Lima, Peru: Vargas Llosa, García Márquez e os novos desafios da comunicação corporativa

No final de maio, estive em Lima, Peru, para a assembleia geral da Global Alliance for Public Relations and Communication Management. Meu papel como chair para América Latina da Global Alliance é criar e fortalecer uma rede de comunicadores latinos, alinhada com as características e as necessidades únicas de nossa região. Em viagens a trabalho meu tempo em geral é curto, porém sempre procuro aproveitar a oportunidade para conhecer ao máximo o país e sua cultura. E isso me é ainda mais importante quando estou em um país latino-americano, pois, infelizmente, conhecemos surpreendentemente pouco nossos vizinhos.

Acho difícil que alguém visite Lima e não se sinta tentado a comprar um livro de Mario Vargas Llosa, por mais que já tenha um (em meus tempos de Editora Abril, há mais de dez anos, tive inclusive a oportunidade de conversar com o autor). Antes que a culinária peruana e seus chefs ganhassem destaque mundial (merecidamente), Vargas Llosa era uma das principais expressões culturais do país. Ele escreveu romances, ensaios, peças de teatro, transitou por diversos espectros da política e ajudou a moldar a percepção da literatura latino-americana no mundo. À sua maneira, ele consolidou em sua obra parte de uma identidade latino-americana. Nessa minha última passagem pela capital do Peru, um livro diferente chamou minha atenção. “Duas Solidões - Um diálogo sobre o romance na América Latina” reproduz um debate, ou quase uma entrevista, entre Gabriel García Márquez e Mario Vargas Llosa na Faculdade de Arquitetura da Universidade Nacional de Engenharia, em Lima, realizada nos dias 5 e 7 de setembro de 1967.

Em conversa com Mario Vargas Llosa, junto com Edward Pimenta (à esquerda) e Ricardo Setti (de costas)

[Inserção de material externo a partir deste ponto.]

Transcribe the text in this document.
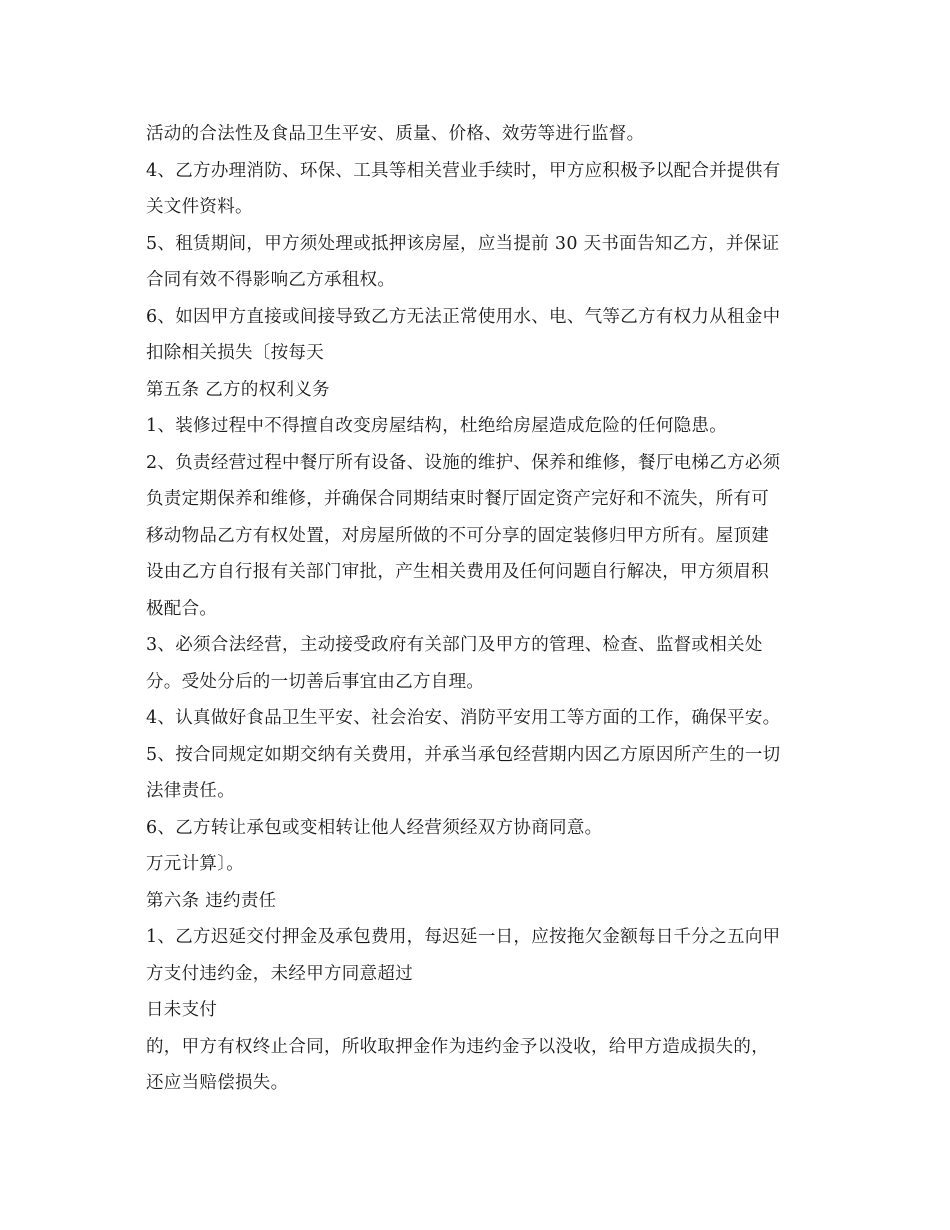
活动的合法性及食品卫生平安、质量、价格、效劳等进行监督。
4、乙方办理消防、环保、工具等相关营业手续时，甲方应积极予以配合并提供有
关文件资料。
5、租赁期间，甲方须处理或抵押该房屋，应当提前 30 天书面告知乙方，并保证
合同有效不得影响乙方承租权。
6、如因甲方直接或间接导致乙方无法正常使用水、电、气等乙方有权力从租金中
扣除相关损失〔按每天
第五条 乙方的权利义务
1、装修过程中不得擅自改变房屋结构，杜绝给房屋造成危险的任何隐患。
2、负责经营过程中餐厅所有设备、设施的维护、保养和维修，餐厅电梯乙方必须
负责定期保养和维修，并确保合同期结束时餐厅固定资产完好和不流失，所有可
移动物品乙方有权处置，对房屋所做的不可分享的固定装修归甲方所有。屋顶建
设由乙方自行报有关部门审批，产生相关费用及任何问题自行解决，甲方须眉积
极配合。
3、必须合法经营，主动接受政府有关部门及甲方的管理、检查、监督或相关处
分。受处分后的一切善后事宜由乙方自理。
4、认真做好食品卫生平安、社会治安、消防平安用工等方面的工作，确保平安。
5、按合同规定如期交纳有关费用，并承当承包经营期内因乙方原因所产生的一切
法律责任。
6、乙方转让承包或变相转让他人经营须经双方协商同意。
万元计算〕。
第六条 违约责任
1、乙方迟延交付押金及承包费用，每迟延一日，应按拖欠金额每日千分之五向甲
方支付违约金，未经甲方同意超过
日未支付
的，甲方有权终止合同，所收取押金作为违约金予以没收，给甲方造成损失的，
还应当赔偿损失。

Sempre achei a literatura um ponto de convergência interessantíssimo entre os muitos países que compõem a América Latina, um espaço físico, político, histórico, linguístico e social (e, por que não, espiritual) extremamente rico. O livro reproduz uma conversa entre duas grandes personalidades literárias sobre a América Latina como um bloco do ponto de vista da língua, da cultura e da literatura. Embora Vargas Llosa e García Márquez tenham se distanciado politicamente a partir de 1971, e rompido definitivamente em 1976, naquele momento ainda eram amigos devotados.

Na edição brasileira, lançada pela editora Record com tradução de Eric Nepomuceno, o prefácio do tradutor nos lembra que na época a América Latina “vivia sufocada por ditaduras militares de maior ou menor ferocidade, mas todas brutais” (ainda que, como lembra Nepomuceno, àquela altura o Peru fosse uma exceção, liderado pelo presidente Fernando Belaúnde Terry, eleito pela população). Embora hoje vivamos em um contexto diferente, do ponto de vista político e econômico, acredito que a conversa entre os dois escritores ainda tem muito o que nos ensinar, inclusive sobre a prática do diálogo. Um Vargas Llosa consagrado recebia em Lima Garcia Márquez, que acabara de lançar “Cem anos de solidão” (ainda inédito no Peru) e galgava rapidamente os degraus da fama. O peruano transforma o que seria um debate em uma entrevista, dando todo o destaque ao visitante. O espaço que o anfitrião oferece ao convidado (até então menos conhecido) chama a atenção para a importância da escuta – ali está um escritor famoso, várias vezes premiado, apresentando à plateia um recém-chegado e ouvindo-o atentamente. Atualmente, tenho a impressão de que, em muitos casos, há uma pressa para falar, para se posicionar, que acaba atropelando o primeiro passo de escutar o outro, de prestar atenção a nosso entorno para então refletir sobre o que queremos – e podemos – comunicar.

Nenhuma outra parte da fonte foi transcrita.